Günay’ın da söylediği gibi “insanlığın bize emaneti” olan surlar şimdiye kadar iyi bir restorasyondan geçmiş, ışıklandırılmış olsalardı Çin Seddi gibi turistik bir mekana dönüşürlerdi ve kazanan İstanbul olurdu.
“İstanbul’da inşaat furyası durmalı. Yeni binalar inşa etmeden önce tarihi yerlerin envanterini çıkartalım, onları şehre kazandıralım” diyen Günay yine ne kadar haklı.
Onu hem bu yüzden, hem Türkiye’nin arkeolojik mirasına kimselere haber vermeden kazıları gizlice ziyaret edecek kadar gönülden bağlı olduğu için çok özleyeceğim.
Küçük Oteller Derneği
SİRKECİ’nin güzelleşmesi için uğraşan, ödüllü Sirkeci Konak’ın sahibi turizmci Faruk Boyacı’yı yıllardır beri tanırım.

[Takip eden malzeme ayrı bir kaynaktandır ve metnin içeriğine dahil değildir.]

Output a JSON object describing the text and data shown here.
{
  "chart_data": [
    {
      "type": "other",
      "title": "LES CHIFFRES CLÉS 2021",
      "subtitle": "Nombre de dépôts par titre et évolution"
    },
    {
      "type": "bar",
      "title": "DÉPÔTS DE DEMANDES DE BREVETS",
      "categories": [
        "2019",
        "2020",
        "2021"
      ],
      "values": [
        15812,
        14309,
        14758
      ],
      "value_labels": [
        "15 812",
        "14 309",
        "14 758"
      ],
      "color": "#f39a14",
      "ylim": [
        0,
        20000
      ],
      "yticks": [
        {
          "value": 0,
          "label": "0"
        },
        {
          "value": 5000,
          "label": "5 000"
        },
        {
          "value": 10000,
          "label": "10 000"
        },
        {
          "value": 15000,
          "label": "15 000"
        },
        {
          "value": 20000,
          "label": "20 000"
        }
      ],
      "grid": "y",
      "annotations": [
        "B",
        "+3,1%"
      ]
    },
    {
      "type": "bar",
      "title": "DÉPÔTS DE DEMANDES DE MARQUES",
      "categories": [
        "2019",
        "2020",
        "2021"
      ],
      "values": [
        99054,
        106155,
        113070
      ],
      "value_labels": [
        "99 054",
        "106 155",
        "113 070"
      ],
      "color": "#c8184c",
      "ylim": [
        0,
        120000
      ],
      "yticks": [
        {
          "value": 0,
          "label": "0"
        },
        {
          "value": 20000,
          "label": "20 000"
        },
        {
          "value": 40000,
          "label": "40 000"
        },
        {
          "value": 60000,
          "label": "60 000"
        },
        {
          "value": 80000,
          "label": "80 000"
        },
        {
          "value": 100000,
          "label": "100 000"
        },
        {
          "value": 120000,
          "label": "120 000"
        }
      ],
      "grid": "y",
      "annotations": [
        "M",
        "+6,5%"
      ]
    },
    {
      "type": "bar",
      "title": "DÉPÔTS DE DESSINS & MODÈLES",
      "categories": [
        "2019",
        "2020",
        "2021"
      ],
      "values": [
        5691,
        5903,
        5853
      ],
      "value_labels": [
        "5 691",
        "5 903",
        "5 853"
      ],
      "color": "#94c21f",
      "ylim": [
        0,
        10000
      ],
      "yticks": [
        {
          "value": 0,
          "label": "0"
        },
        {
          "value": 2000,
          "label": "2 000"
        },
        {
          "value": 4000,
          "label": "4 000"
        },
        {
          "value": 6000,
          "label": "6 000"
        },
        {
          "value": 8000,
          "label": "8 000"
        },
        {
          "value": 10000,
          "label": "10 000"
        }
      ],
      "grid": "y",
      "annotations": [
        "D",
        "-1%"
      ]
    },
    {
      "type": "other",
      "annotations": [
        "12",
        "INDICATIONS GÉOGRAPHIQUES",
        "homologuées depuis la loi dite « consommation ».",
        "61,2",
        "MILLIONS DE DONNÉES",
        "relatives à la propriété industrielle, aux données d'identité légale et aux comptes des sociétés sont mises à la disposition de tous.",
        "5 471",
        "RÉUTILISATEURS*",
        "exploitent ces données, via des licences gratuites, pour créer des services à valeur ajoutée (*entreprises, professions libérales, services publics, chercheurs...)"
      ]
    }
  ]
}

Geçenlerde Boyacı ve şimdi Bodrum’daki Gliss Oteli’nin işletmecisi olan KAGİDER kurucularından Yasemin Tutal ile buluştuk.
Boyacı ile Tutal sayıları azımsanmayacak kadar çok olan “küçük otellerin” örgütlenmesi için dernek kurulduğunun müjdesini verdiler.

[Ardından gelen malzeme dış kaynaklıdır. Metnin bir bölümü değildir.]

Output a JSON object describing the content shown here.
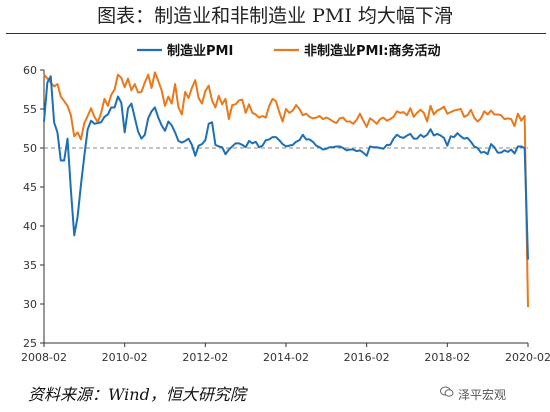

Boyacı “15-20 odalı küçük otellerin seslerini duyuracak bir organizasyon yoktu, şimdi var” diyor.
Türkiye’de yaklaşık 3 bin küçük otel olduğu tahmin ediliyor.
Sadece Alaçatı’daki küçük otellerin sayısı 250’yi aşıyor.
Bodrum’da kayıtlı “küçük otellerin” sayısı 170’e yakın ancak Tutal sayının bunun çok üzerinde olacağını tahmin ediyor.
Boyacı “İstanbul’un trend olmasının en büyük nedeni küçük oteller. Kalanların çoğu internette deneyimlerini paylaşan kişiler” diyor.
Küçük Oteller Derneği, kültür turizmine katkıda bulunacağı gibi, bu otellerin sahiplerine eğitim desteği verecek.